Fifty years ago, people had some pretty fantastic visions of the future, popularized in science fiction novels, movies and TV shows. Real life, it turns out, has actually blown the doors off many of those wild concepts.
Talking computers? They’re everywhere. Ray guns? Pretty much. Universal translators, household robots, virtual reality headsets? Done, done and done. And, of course, handheld communicators have come along so fast, Captain Kirk’s 23rd-century flip-top seems about as futuristic as Maxwell Smart’s shoe phone.
But whatever became of flying cars?
They were a staple of every model of the future, from the happy suburban life of the Jetsons to the dystopia of “Blade Runner,” and just about everything in between. As it happened, flying cars have proved to be more difficult than other technological advances. For one thing, they wouldn’t live in a virtual world, like many software advances. Like self-driving cars, they’d have to deal with traffic, but they’d have to deal with it in airspace not so easily governed by roads, signals and signs. Packing two different engines and providing power for a vehicle that could both ride the roads and the skies was another challenge.
Previous efforts by the U.S. military and others to build a hybrid ground-and-air vehicle never quite got off the ground. A few companies have versions of hybrid car/aircraft in development, and one, Dutch company PAL-V, this year unveiled the Liberty, which it says is the first commercially available flying car. But the three-wheeled vehicle has its own limitations, and goes for about $600,000, so your neighbor won’t have one in the driveway anytime soon.
The dream nevertheless lives on, currently in terms of flying taxis and delivery vehicles, as well as government uses for the technology. Both the Army and NASA have entered into research agreements with Uber to develop technologies that would both further the military’s pursuit of better vertical takeoff and landing technologies while letting Uber and other commercial interests get closer to airborne delivery and ride-sharing operations. For now, at least, their focus is on airborne travel — for the most part autonomous — more than ground/air hybrids.
The Army Research Laboratory and Uber will explore new rotor technology, specifically stacked co-rotating rotors — that is, have two propeller systems, one on top of the other and both turning in the same direction. Stacked co-rotating rotors, which to date haven’t been used in aircraft, would be quieter and better performing than current rotor systems, the Army said in a release.
For the Army, the work is expected to develop more silent and efficient VTOL aircraft for the service’s next generation of unmanned aircraft. Uber hopes more quiet rotors will “help create the world’s first urban aviation rideshare network," said Eric Allison, head of Uber Elevate. Uber also is collaborating on the project with Launchpoint Technologies, which is working on new electric motors to support the stacked rotor model. Quieter engines would be an obvious benefit both in military operations and in city skies filled with package- and passenger-carrying drones.
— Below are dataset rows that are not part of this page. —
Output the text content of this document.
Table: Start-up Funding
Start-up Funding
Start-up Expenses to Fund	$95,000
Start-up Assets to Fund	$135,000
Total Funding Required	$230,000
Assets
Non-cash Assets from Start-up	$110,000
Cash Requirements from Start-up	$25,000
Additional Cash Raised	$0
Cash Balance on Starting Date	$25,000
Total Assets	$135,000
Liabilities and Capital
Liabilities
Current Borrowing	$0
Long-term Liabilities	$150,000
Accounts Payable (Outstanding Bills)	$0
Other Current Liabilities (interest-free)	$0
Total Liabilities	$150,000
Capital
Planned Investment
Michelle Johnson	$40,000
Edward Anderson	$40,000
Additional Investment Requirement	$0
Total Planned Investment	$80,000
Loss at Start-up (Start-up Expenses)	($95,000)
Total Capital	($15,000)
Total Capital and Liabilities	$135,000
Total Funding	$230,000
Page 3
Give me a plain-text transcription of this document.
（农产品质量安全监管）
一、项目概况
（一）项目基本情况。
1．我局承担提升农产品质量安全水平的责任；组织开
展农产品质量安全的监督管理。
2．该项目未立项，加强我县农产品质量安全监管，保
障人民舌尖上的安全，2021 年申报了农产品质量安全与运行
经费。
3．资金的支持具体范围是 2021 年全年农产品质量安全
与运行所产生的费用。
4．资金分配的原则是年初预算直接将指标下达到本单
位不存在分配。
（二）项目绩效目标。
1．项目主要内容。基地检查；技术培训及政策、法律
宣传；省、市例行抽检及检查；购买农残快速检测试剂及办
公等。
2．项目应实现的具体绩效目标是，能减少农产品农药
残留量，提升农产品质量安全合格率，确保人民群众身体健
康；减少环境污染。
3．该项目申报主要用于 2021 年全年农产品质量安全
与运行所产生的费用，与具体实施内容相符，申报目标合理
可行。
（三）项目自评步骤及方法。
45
City (Traffic) in the Clouds
Uber also is contributing with other industry and academic organizations to NASA’s Urban Air Mobility project, which envisions an air transportation ecosystem allowing for “everything from small package delivery drones to passenger-carrying air taxis operat[ing] over populated areas, from small towns to the largest cities,” according to NASA. For starters, NASA, with help from Uber, is planning to test a small passenger-carrying aircraft around Dallas Fort Worth International Airport.
“The convergence of technologies, and new business models enabled by the digital revolution, is making it possible to explore this new way for people and cargo to move within our cities,” said Jaiwon Shin, NASA’s associate administrator for aeronautics research.
The idea is to get to the point where deliveries from Amazon and other companies, plus local trips by Uber or other services are a common thing. The space agency is involved with this close-to-the-ground plan because of the relationships it has already established with industry, academia and the Federal Aviation Administration, providing a large, diverse set of partners, the agency said.
“NASA has the knowledge and the expertise to help make urban air mobility happen,” Shin said last year. “We plan to conduct the research and development, and test the concepts and technologies that establish feasibility and help set the requirements. Those requirements then serve to make using autonomous vehicles, electric propulsion, and high-density airspace operations in the urban environment safe, efficient and economically viable.”
NASA admits UAM is still a long way off, but says new technologies to make it happen are on the horizon.
“Traveling by personal air vehicle will become commonplace in the future,” said NASA engineer Davis Hackenberg, “and NASA wants to help the UAM community to make it happen.”